The sample median is defined as the middle value of a sample when the sample size $n$ is odd, and the average of the two middle values when $n$ is even.

\[ M = \begin{cases} X_{((n+1)/2)} &; 2 \nmid n \nl (X_{(n/2)} + X_{(n/2+1)})/2 &; 2 \mid n \end{cases} \]

Median is a robust measure of central tendency, as it is less affected by outliers and skewed data compared to the mean.

Sample Percentile

The sample percentile is a value below which a certain percentage of the data falls. For $0 \le p \le 100$, the $p$-th percentile of a sample with size $n$ is defined as:

\[ P_p = (1-\{L\}) X_{(\lfloor L \rfloor)} + \{L\} X_{(\lceil L \rceil)} \]

where $L = \dfrac{(n-1)p}{100} + 1$, and $\{L\}=L - \lfloor L \rfloor$ is the fractional part of $L$. When $L$ is an integer, the $p$-th percentile is simply the $L$-th order statistic $X_{(L)}$. Linear interpolation is used when $L$ is not an integer to estimate the percentile value. There is no universal agreement on the method for calculating percentiles, and different software packages may use different algorithms. However, by the sample size $n$ increases, the differences between these methods become negligible.
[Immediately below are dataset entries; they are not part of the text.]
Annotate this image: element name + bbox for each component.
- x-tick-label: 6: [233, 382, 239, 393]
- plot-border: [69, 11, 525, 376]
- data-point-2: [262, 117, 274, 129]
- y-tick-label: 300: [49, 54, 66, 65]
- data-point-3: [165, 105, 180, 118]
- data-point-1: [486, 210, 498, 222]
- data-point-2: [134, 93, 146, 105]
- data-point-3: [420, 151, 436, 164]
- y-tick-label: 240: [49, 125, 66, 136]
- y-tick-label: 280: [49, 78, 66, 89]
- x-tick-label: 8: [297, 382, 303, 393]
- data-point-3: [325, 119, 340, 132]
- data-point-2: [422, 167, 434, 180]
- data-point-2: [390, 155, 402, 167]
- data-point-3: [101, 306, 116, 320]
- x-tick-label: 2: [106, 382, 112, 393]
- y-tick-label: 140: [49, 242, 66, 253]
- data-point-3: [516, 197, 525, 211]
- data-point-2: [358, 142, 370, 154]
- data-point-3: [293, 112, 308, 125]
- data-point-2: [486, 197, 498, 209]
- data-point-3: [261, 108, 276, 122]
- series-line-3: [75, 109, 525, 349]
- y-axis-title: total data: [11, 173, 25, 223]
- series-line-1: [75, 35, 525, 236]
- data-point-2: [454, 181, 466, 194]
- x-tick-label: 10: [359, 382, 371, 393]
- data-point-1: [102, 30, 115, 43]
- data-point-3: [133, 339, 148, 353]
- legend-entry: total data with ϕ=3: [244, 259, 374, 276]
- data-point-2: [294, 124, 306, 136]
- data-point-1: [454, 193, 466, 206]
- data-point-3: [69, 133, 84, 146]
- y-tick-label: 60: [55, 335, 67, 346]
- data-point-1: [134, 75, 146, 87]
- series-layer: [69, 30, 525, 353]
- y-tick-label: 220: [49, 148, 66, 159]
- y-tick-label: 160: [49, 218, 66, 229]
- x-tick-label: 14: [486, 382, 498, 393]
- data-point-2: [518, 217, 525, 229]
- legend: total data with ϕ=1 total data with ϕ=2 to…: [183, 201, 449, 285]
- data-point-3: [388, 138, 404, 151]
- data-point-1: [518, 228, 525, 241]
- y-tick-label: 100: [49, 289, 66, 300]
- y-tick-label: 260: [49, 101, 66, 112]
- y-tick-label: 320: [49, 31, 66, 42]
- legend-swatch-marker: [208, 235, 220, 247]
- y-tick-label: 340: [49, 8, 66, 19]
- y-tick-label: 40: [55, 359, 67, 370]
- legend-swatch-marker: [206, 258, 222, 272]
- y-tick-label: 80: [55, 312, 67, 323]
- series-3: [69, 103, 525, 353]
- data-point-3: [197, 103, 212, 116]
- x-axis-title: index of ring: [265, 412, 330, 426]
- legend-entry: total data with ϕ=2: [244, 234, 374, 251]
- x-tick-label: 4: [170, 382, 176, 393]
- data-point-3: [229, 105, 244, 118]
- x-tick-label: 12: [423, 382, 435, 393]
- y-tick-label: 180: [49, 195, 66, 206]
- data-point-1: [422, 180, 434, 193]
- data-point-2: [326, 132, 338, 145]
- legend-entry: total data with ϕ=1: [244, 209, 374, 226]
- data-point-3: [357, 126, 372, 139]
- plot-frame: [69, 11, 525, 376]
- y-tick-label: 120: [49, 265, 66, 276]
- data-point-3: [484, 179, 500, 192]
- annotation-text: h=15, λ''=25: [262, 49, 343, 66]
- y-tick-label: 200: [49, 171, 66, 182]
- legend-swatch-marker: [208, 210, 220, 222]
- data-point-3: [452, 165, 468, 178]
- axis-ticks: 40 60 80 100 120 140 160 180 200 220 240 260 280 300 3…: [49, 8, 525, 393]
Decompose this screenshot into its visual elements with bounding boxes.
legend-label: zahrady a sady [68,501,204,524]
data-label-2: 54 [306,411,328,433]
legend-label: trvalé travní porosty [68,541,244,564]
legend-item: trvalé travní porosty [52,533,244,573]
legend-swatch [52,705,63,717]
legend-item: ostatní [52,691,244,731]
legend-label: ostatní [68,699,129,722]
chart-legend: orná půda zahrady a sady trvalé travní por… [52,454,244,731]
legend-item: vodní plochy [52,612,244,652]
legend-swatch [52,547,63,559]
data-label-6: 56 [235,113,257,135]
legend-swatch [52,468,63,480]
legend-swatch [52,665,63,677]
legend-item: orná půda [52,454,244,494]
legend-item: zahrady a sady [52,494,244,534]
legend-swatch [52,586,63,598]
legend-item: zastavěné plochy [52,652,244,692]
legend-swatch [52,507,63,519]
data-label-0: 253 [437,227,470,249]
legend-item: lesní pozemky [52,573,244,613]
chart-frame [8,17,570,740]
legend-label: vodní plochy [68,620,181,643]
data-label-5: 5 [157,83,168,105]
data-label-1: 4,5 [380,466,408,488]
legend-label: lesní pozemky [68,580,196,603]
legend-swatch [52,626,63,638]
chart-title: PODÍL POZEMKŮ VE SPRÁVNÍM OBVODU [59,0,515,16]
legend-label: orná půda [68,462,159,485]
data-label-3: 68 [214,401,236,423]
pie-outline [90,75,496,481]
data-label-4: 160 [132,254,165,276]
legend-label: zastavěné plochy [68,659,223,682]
In addition to the median, other commonly used percentiles include the quartiles (25th, 50th, and 75th percentiles) and the deciles (10th, 20th, …, 90th percentiles). The first quartile ($Q_1$) is the 25th percentile $P_{25}$, the second quartile ($Q_2$) is the 50th percentile $P_{50}$ (which is also the median), and the third quartile ($Q_3$) is the 75th percentile $P_{75}$. $Q_0$ and $Q_4$ are sometimes defined as the minimum and maximum values of the sample, or the 0th and 100th percentiles $P_0$ and $P_{100}$, respectively. The interquartile range (IQR) is defined as the difference between the third and first quartiles: $\text{IQR} = Q_3 - Q_1$.